Demonstrations against the proposed six-runway airport began last October, when the federal government of Mexico revealed plans for the 10,000-acre facility and announced that local landowners there would be compensated for their property at about $3,100 per acre, a price they say is lower than the land's value.

The existing Mexico City airport – with only two runways and no room to expand – can't support continued economic growth.

Last Thursday, the protests turned violent when a group of several hundred residents took local officials and police hostage, and blocked highways passing through the town with cars and trucks they overturned and then torched.

Over the weekend, some 700 federal military and riot police surrounded San Salvador Atenco. A spokesman for the villagers threatened to tie their hostages to captured gasoline tanker trucks and set them on fire if the government forces try to enter the town.

Three more hostages – reportedly journalists – were taken Saturday. The protesters have demanded that 12 fellow protesters – arrested in a previous confrontation – be released; and they are demanding to talk to federal officials about the airport project.

"We're prepared to fight to the death to keep our homes. This has been our land for 500 years. It's how we earn our living. It's not a question of money anymore," says one protest leader David Pajaro, standing in the central square of the town yesterday.

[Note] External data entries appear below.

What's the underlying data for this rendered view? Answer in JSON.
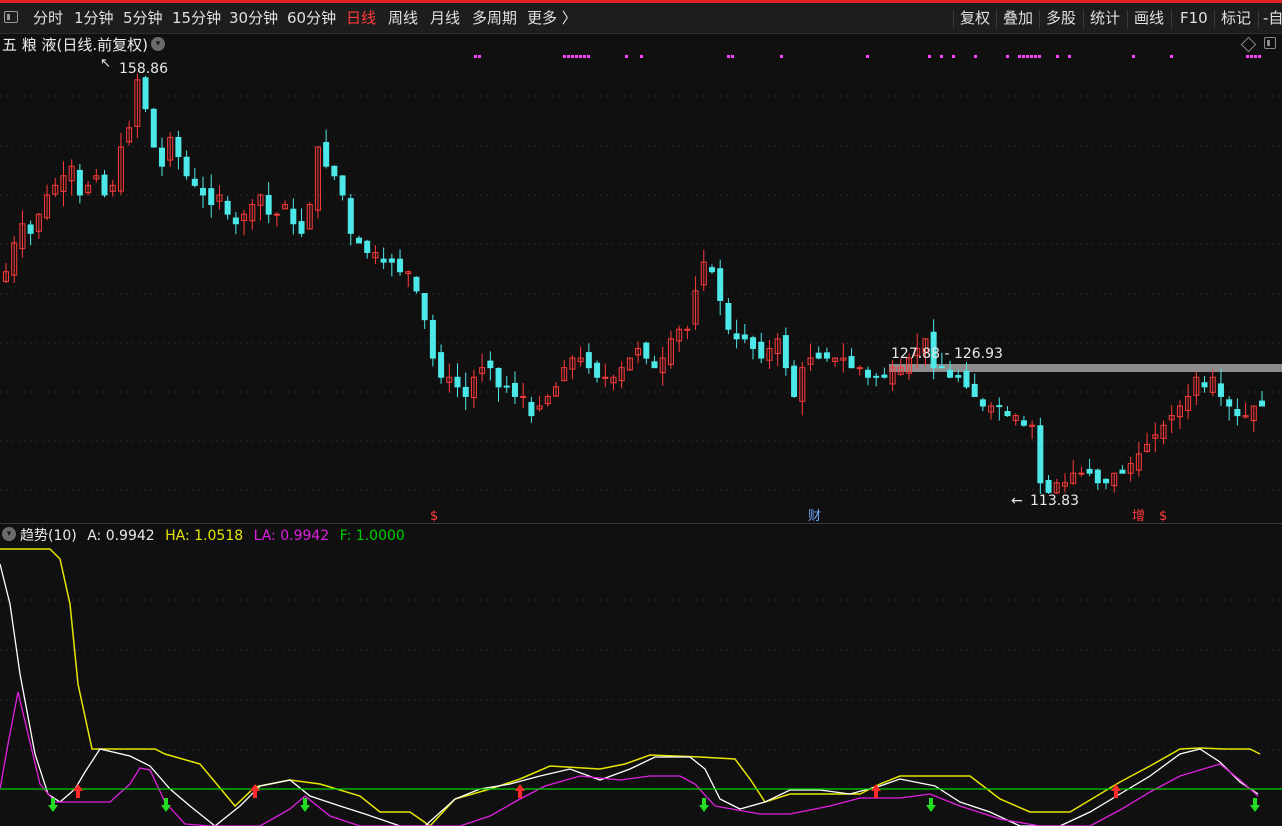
{
  "toolbar": {
    "periods": [
      "分时",
      "1分钟",
      "5分钟",
      "15分钟",
      "30分钟",
      "60分钟",
      "日线",
      "周线",
      "月线",
      "多周期",
      "更多 〉"
    ],
    "active_period": "日线",
    "tools": [
      "复权",
      "叠加",
      "多股",
      "统计",
      "画线",
      "F10",
      "标记",
      "-自"
    ]
  },
  "chart": {
    "title": "五 粮 液(日线.前复权)",
    "high_label": "158.86",
    "low_label": "113.83",
    "range_label": "127.88 - 126.93",
    "event_markers": [
      "$",
      "财",
      "增",
      "$"
    ]
  },
  "indicator": {
    "name": "趋势(10)",
    "a": "A: 0.9942",
    "ha": "HA: 1.0518",
    "la": "LA: 0.9942",
    "f": "F: 1.0000"
  },
  "colors": {
    "up": "#ff3b3b",
    "down": "#4de8e8",
    "ha_line": "#e6e600",
    "la_line": "#e020e0",
    "a_line": "#ffffff",
    "f_line": "#00d000",
    "range_band": "#8c8c8c",
    "markers": "#ff40ff"
  },
  "chart_data": {
    "type": "candlestick",
    "title": "五 粮 液(日线.前复权)",
    "price_high": 158.86,
    "price_low": 113.83,
    "band": [
      127.88,
      126.93
    ],
    "closes": [
      137,
      140,
      142,
      141,
      143,
      145,
      146,
      147,
      148,
      145,
      146,
      147,
      145,
      146,
      150,
      152,
      157,
      154,
      150,
      148,
      151,
      149,
      147,
      146,
      145,
      144,
      145,
      143,
      142,
      143,
      144,
      145,
      143,
      143,
      144,
      142,
      141,
      144,
      150,
      148,
      147,
      145,
      141,
      140,
      139,
      139,
      138,
      138,
      137,
      137,
      135,
      132,
      128,
      126,
      126,
      125,
      124,
      126,
      127,
      127,
      125,
      125,
      124,
      124,
      122,
      123,
      124,
      125,
      127,
      128,
      128,
      127,
      126,
      126,
      126,
      127,
      128,
      129,
      128,
      127,
      128,
      130,
      131,
      131,
      135,
      138,
      137,
      134,
      131,
      130,
      130,
      129,
      128,
      129,
      130,
      127,
      124,
      127,
      128,
      128,
      128,
      128,
      128,
      127,
      127,
      126,
      126,
      126,
      127,
      127,
      128,
      129,
      130,
      127,
      127,
      126,
      126,
      125,
      124,
      123,
      123,
      123,
      122,
      122,
      121,
      121,
      115,
      114,
      115,
      115,
      116,
      116,
      116,
      115,
      115,
      116,
      116,
      117,
      118,
      119,
      120,
      121,
      122,
      123,
      124,
      126,
      125,
      126,
      124,
      123,
      122,
      122,
      123,
      123
    ],
    "indicator_series": [
      {
        "name": "A",
        "last": 0.9942
      },
      {
        "name": "HA",
        "last": 1.0518
      },
      {
        "name": "LA",
        "last": 0.9942
      },
      {
        "name": "F",
        "last": 1.0
      }
    ]
  }
}
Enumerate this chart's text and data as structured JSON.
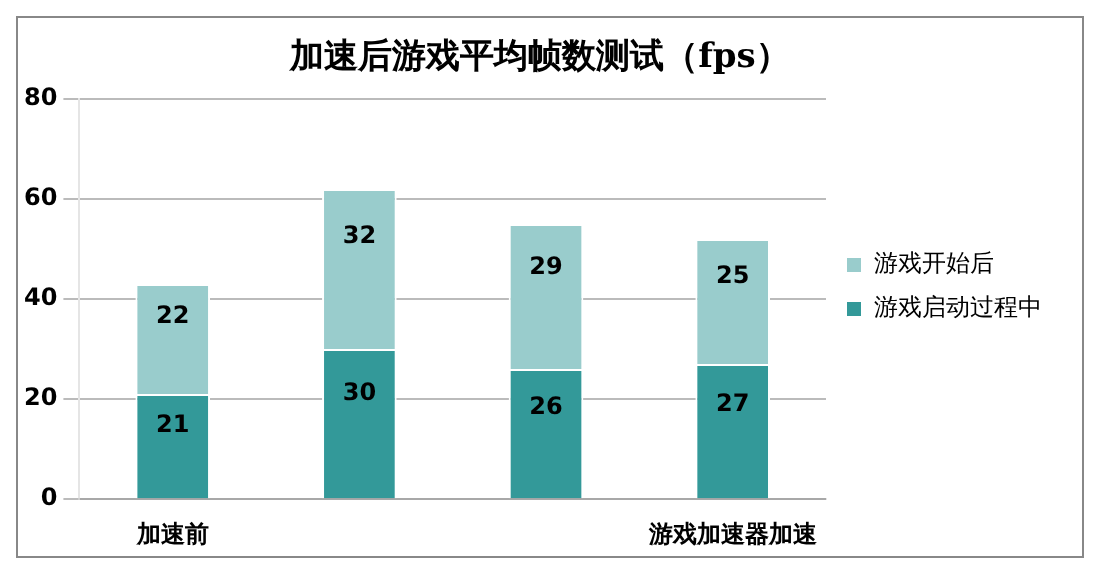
{
  "chart_data": {
    "type": "bar",
    "title": "加速后游戏平均帧数测试（fps）",
    "categories": [
      "加速前",
      null,
      null,
      "游戏加速器加速"
    ],
    "stacked": true,
    "series": [
      {
        "name": "游戏启动过程中",
        "color": "#339999",
        "values": [
          21,
          30,
          26,
          27
        ]
      },
      {
        "name": "游戏开始后",
        "color": "#99cccc",
        "values": [
          22,
          32,
          29,
          25
        ]
      }
    ],
    "ylim": [
      0,
      80
    ],
    "yticks": [
      0,
      20,
      40,
      60,
      80
    ],
    "grid": "y",
    "legend": "right",
    "data_labels": true
  }
}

While rumors abound that the police will attempt to free the hostages by force, President Fox said that "advances must be made through dialogue and negotiation." But the federal government has so far refused to involve itself in what it calls a local conflict.

The country's leading political parties are blaming the others for ignoring the plight of the poor, or for exploiting the villagers for their own political gain.

While Fox defended the airport project, Mexico State Governor Arturo Montiel, from the opposition Institutional Revolutionary Party, or PRI, tried to defuse the standoff and free the hostages.

The left-leaning Democratic Revolution Party, meanwhile, has been accused of inciting the villagers to violence. The party denies the charge, but opposes the airport deal. To complicate matters, a lawyer, who is a senior leader of Fox's conservative National Action Party, offered to defend the villagers' property rights, thus contradicting Fox's position.

"It's terribly complicated," says Ms. Loaeza. "And the problem is that there are many other groups across the country who may decide to follow the people of San Salvador Atenco."

Other Mexican farmers groups have threatened sympathy protests, and some are organizing caravans to travel to San Salvador Atenco to join the efforts there. Disputes over land rights fester across Mexico. They sit at the heart of the 1994 Zapatista uprising in the state of Chiapas, and were to blame for the May 31 massacre of 26 men and boys in Oaxaca.

If this protest spreads, it could further destabilize Fox's already weak government, which ended seven decades of single party rule by the PRI when it took power in December 2000.

The San Salvador Atenco conflict also lays bare the low regard most Mexicans – especially those from the lower class – have toward their justice system.

"These things do not resolve themselves by force, but with negotiation," urged Brig. Gen. Francisco Gallardo, a retired military officer requested by the protesters at San Salvador Atenco to negotiate the problems, in a radio address. "This is an issue of governance ... that puts our international prestige at stake.

The episode comes about two weeks before Pope John Paul II is to visit Mexico, an international event Fox does not want marred by the hostage standoff.

In front of the San Salvador Atenco municipal building, where the hostages are being held, there are homemade banners with anti-Fox slogans. But not everyone caught inside the cordon of police and machete-wielding protesters is supportive. Some farmers are angry that they can't leave to sell their crops.

Ricardo Laudino, a local resident, says, "We're blocking our own development in Mexico. Every time someone tries to create a big development project, someone else tries to block it."

• Material from the wire services was used in this report.